Kurtz went up to the kitchen, found the coffeemaker, and made the coffee. He found some cannoli in the refrigerator. By the time he started down the stairs with two mugs and a dish with the cannoli, there came a loud hiss, a muffled whump, and an acrid odor filled the air. The safe looked intact to Kurtz's eye, but then he saw a fissure around the combination lock. Angelina Farino Ferrara had attached a slim fiberoptic cable to the Visor organizer and was watching a monochrome display as she clicked the combination.

The heavy safe door swung open. She accepted the cup of coffee and drank deeply. "Blue Mountain roast. Good stuff. Cannoli's just okay."

Kurtz began removing things from the safe. A heavy nylon bag contained more than a dozen carefully wrapped cubes of what looked to be gray clay nestled in with foam-wrapped detonators, delicate-looking timers, and coils of primer cord.

"Military C-Four," said Angelina. "What the hell does your homicide captain want with C-Four in his home?"

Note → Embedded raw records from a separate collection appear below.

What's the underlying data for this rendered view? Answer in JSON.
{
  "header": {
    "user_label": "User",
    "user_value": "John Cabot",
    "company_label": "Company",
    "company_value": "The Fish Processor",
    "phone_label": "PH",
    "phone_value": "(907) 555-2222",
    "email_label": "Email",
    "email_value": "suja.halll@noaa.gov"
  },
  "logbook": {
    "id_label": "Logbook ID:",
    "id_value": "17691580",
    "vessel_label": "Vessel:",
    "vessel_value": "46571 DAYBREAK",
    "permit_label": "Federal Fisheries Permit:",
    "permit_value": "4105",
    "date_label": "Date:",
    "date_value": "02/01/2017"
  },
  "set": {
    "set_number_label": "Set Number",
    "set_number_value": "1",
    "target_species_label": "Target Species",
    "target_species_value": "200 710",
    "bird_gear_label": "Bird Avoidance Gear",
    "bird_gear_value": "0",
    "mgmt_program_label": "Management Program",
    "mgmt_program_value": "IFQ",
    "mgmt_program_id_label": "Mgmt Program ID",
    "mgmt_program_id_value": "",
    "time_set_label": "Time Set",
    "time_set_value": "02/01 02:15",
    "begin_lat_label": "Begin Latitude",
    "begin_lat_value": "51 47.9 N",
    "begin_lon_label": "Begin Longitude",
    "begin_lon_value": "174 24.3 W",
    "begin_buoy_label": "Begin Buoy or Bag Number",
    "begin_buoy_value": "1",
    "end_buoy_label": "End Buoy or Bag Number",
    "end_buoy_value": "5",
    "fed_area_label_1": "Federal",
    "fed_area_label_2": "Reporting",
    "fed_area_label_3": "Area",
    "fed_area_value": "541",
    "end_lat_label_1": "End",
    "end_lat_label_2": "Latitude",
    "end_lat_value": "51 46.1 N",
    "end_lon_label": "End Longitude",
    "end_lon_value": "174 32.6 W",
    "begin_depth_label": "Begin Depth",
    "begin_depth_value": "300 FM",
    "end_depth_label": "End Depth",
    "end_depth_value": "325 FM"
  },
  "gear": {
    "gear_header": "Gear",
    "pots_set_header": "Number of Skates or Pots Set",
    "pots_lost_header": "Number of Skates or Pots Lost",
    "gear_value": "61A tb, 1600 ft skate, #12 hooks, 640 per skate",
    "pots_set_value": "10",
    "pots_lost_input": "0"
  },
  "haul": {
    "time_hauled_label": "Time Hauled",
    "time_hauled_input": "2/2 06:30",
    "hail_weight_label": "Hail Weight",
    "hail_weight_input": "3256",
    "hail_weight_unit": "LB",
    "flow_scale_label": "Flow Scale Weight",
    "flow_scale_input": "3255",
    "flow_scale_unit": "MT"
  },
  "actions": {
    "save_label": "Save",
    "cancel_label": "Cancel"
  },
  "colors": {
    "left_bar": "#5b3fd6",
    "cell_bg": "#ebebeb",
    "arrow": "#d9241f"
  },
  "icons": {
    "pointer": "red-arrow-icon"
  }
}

"He likes to burn down and blow up his homes," said Kurtz. Shelves in the safe held more than $200,000 in cash and bearer's bonds, a bunch of certificates and policies, and a titanium case. Kurtz ignored the money and carried the case to the desk.

"Excuse me," Angelina said. "You forgetting something?"

"I'm not a thief."

"I am," she said and began transferring the money and bonds to her bag.

"Shit," said Kurtz. The locks on the case were also titanium and did not give when he went at them with the small crowbar.

"That little case may take longer to crack than the safe," said Angelina.

"Uh-uh," said Kurtz. He took out his.40-caliber Smith & Wesson and blew the locks off. The gap allowed the crowbar to get a grip and he popped the briefcase open.

Angelina finished loading the contents of the safe, lifted her heavy bag, and came over to the desk where Kurtz had laid out some of the photographs. "So what exactly are you… Holy Mother of God!"

Kurtz nodded.

"Who is this motherfucking pervert?" whispered Angelina.

Kurtz shrugged. "We'll never know his real name. But I was sure that he'd keep trophies. And he did."

It was Angelina's turn to look at her watch. "This is taking too long."

Kurtz nodded and hefted the bag of C-4 over his shoulder.

Angelina was sipping her coffee and heading for the door. She gestured. "Bring the other bag with the money and my burglar's stuff. Leave the cannoli."